La sociedad, mientras, lo mira con el cuchillo entre los dientes. En los comentarios del anuncio en Telefe se mezclan la esperanza berreta y el desprecio de clase: lo acusan de “vivir en EE. UU.”, de “financiarse con el diezmo”, de querer “robar” o de “parecerse a Milei”; otros le piden que “se ponga las pilas”. Es el barro digital en estado puro: fascinación y asco en la misma cuadra.

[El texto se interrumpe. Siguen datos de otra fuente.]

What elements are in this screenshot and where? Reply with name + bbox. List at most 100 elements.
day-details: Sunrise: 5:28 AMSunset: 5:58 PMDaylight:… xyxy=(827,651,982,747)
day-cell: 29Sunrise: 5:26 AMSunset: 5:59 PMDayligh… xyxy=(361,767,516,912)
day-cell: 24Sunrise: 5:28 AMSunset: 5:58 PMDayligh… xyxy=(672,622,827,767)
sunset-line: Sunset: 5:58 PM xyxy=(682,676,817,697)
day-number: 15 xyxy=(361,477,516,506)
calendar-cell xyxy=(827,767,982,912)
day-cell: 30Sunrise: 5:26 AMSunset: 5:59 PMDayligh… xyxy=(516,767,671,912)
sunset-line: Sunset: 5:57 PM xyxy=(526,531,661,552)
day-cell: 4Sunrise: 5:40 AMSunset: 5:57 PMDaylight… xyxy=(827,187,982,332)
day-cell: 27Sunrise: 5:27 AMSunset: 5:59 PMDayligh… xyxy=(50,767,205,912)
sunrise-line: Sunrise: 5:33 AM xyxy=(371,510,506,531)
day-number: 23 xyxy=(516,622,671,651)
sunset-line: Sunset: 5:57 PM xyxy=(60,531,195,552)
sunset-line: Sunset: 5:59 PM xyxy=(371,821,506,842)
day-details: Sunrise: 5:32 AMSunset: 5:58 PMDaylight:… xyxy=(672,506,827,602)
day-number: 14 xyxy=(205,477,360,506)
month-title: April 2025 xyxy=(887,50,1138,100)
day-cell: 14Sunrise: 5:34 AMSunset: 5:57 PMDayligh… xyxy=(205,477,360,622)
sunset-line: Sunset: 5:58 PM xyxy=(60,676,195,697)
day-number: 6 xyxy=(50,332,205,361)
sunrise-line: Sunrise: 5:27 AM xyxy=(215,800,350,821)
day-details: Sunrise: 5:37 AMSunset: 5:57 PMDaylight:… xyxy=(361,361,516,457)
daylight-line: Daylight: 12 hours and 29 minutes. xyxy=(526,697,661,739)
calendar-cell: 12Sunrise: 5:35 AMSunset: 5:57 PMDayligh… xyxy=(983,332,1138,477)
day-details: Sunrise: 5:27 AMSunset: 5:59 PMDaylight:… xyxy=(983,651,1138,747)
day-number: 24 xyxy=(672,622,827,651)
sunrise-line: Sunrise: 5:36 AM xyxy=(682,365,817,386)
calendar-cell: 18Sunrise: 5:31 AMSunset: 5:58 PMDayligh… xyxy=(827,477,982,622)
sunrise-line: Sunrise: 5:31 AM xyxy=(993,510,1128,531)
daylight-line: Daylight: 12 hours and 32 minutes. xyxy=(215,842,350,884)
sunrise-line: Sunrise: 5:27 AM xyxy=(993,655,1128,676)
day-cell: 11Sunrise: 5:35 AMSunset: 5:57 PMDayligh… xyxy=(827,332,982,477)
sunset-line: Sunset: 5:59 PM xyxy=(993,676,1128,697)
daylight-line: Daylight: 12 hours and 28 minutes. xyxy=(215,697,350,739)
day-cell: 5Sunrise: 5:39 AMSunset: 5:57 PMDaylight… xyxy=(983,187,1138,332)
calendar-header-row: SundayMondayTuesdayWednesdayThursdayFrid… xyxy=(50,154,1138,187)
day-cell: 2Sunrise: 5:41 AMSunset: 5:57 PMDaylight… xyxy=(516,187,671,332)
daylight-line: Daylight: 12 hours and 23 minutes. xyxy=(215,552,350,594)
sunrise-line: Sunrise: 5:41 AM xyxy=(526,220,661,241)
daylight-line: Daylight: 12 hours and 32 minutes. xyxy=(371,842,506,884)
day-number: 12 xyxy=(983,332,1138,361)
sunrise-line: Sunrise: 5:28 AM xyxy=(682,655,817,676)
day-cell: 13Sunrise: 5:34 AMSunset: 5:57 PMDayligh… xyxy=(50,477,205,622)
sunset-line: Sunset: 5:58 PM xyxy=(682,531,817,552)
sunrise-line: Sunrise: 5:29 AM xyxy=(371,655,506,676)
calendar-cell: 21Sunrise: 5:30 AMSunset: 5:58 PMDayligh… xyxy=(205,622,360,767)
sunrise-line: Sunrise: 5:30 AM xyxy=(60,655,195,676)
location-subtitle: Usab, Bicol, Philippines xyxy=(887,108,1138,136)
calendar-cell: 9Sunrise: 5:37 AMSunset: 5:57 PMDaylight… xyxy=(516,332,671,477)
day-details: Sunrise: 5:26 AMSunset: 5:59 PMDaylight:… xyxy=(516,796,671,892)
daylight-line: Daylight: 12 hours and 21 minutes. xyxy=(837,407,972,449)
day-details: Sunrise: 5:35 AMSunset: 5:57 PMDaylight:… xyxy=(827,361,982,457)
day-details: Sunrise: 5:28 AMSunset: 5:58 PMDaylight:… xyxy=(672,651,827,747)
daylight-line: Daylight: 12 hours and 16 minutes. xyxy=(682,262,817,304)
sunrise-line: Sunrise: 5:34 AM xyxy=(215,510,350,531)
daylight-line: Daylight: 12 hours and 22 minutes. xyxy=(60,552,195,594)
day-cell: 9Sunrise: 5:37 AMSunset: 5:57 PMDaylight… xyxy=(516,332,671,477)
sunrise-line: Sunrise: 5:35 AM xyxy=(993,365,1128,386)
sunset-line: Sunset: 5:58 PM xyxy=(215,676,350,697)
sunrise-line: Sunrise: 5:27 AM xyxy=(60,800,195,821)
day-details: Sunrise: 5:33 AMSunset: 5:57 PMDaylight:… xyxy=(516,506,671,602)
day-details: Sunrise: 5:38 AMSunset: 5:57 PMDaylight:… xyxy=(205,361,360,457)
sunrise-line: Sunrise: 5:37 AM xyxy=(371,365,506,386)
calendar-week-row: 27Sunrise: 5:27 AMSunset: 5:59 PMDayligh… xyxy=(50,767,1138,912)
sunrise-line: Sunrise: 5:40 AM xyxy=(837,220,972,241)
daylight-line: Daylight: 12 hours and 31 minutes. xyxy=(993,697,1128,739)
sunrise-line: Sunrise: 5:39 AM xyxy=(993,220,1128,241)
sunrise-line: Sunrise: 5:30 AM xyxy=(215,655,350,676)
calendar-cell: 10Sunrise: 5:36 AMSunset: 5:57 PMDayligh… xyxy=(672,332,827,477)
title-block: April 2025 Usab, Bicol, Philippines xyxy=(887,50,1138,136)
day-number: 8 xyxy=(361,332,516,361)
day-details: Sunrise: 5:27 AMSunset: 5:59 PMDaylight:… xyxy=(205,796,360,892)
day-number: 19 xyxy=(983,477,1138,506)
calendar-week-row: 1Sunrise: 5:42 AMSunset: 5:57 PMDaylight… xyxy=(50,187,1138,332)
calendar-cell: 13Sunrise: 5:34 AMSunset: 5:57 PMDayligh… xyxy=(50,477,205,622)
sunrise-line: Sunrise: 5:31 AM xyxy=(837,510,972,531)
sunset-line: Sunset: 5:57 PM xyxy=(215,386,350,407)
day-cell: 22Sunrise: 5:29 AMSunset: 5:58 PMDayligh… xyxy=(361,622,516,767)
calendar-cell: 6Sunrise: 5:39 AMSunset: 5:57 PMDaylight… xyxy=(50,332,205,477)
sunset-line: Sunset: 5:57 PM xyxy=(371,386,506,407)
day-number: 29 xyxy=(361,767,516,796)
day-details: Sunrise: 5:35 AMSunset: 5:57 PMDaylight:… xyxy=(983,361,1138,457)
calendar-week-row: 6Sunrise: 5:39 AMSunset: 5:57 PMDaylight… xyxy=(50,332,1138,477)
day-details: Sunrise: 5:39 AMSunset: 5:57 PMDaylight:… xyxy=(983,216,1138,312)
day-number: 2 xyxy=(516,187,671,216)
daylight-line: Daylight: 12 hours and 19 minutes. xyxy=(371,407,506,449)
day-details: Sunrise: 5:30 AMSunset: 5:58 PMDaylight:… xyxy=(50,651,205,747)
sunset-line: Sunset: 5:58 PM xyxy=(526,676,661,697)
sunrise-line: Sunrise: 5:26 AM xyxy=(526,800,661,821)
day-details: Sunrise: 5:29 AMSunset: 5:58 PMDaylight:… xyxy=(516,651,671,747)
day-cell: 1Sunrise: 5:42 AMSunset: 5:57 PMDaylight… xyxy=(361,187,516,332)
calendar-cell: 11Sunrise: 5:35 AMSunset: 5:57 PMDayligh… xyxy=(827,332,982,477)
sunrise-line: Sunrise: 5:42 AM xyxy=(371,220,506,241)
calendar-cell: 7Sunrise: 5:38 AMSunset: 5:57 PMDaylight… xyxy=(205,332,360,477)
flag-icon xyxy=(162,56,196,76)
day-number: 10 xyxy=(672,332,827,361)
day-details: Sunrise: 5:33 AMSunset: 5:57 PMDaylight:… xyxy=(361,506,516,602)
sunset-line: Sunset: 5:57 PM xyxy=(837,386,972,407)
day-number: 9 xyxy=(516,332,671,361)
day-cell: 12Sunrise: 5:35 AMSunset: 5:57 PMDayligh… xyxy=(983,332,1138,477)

El propio entorno de Gebel alimenta la épica con comparaciones de convocatoria: hablan de 3.000 personas y de un marco “similar a un acto de Macri”, para instalar que hay músculo.

La fórmula que el sobrino susurra

El sobrino no lo dice en un atril, lo deja caer en un café de Belgrano: si Gebel se anima a unir a la UCR, a la Coalición Cívica y a seducir al Frente Renovador en lugar de recostarse en el PRO, tiene pista para meterse en segunda vuelta. El diagnóstico es aritmético: el voto anti-Milei ya existe, solo que está desparramado entre arrepentidos, abstención y bronca sin canal. El que logre ordenarlo, gana. Y si Gebel se asusta —si “al primer intento choca la calesita”— el que pica en punta es el sobrino, con su paso cansino por Barrancas y su desprecio por la Ferrari amarilla. Porque acá se trata de sumar votos y ser el candidato del momento, no de posar para la tapa.

De qué está hecho Dante

Esa es la pregunta que flota en cada chat y en cada sobremesa: ¿de qué está hecho Dante? Tiene llegada a medios y a actores políticos, tiene un relato de valores, tiene un escenario en Lanús y un eco en Mar del Plata con avionetas que escriben su nombre en el cielo. Pero también carga con el prejuicio de ser “pastor rico”, con la sospecha de oportunismo y con el reflejo de una sociedad que devora a sus ídolos en dos stories.

El país no pide un mesías; pide un traductor. Alguien que convierta la bronca en contrato social sin vender humo. El centro, ese espacio que el sobrino de Patricia habita con la naturalidad de quien prefiere la sombra de Barrancas a la foto en un deportivo, dejó de ser una mala palabra. Hoy es una oportunidad quirúrgica: articular a los que se arrepintieron, a los que no votan a nadie y a los que todavía creen que se puede.

Si Gebel tiene cuero, si aguanta el primer golpe sin prenderse fuego, el armado anti-Milei deja de ser un titular y se vuelve una amenaza real. Si no, el sobrino seguirá caminando por Belgrano, mirando la calesita girar, sabiendo que en la Argentina los ciclos duran lo que tarda la bronca en encontrar apellido.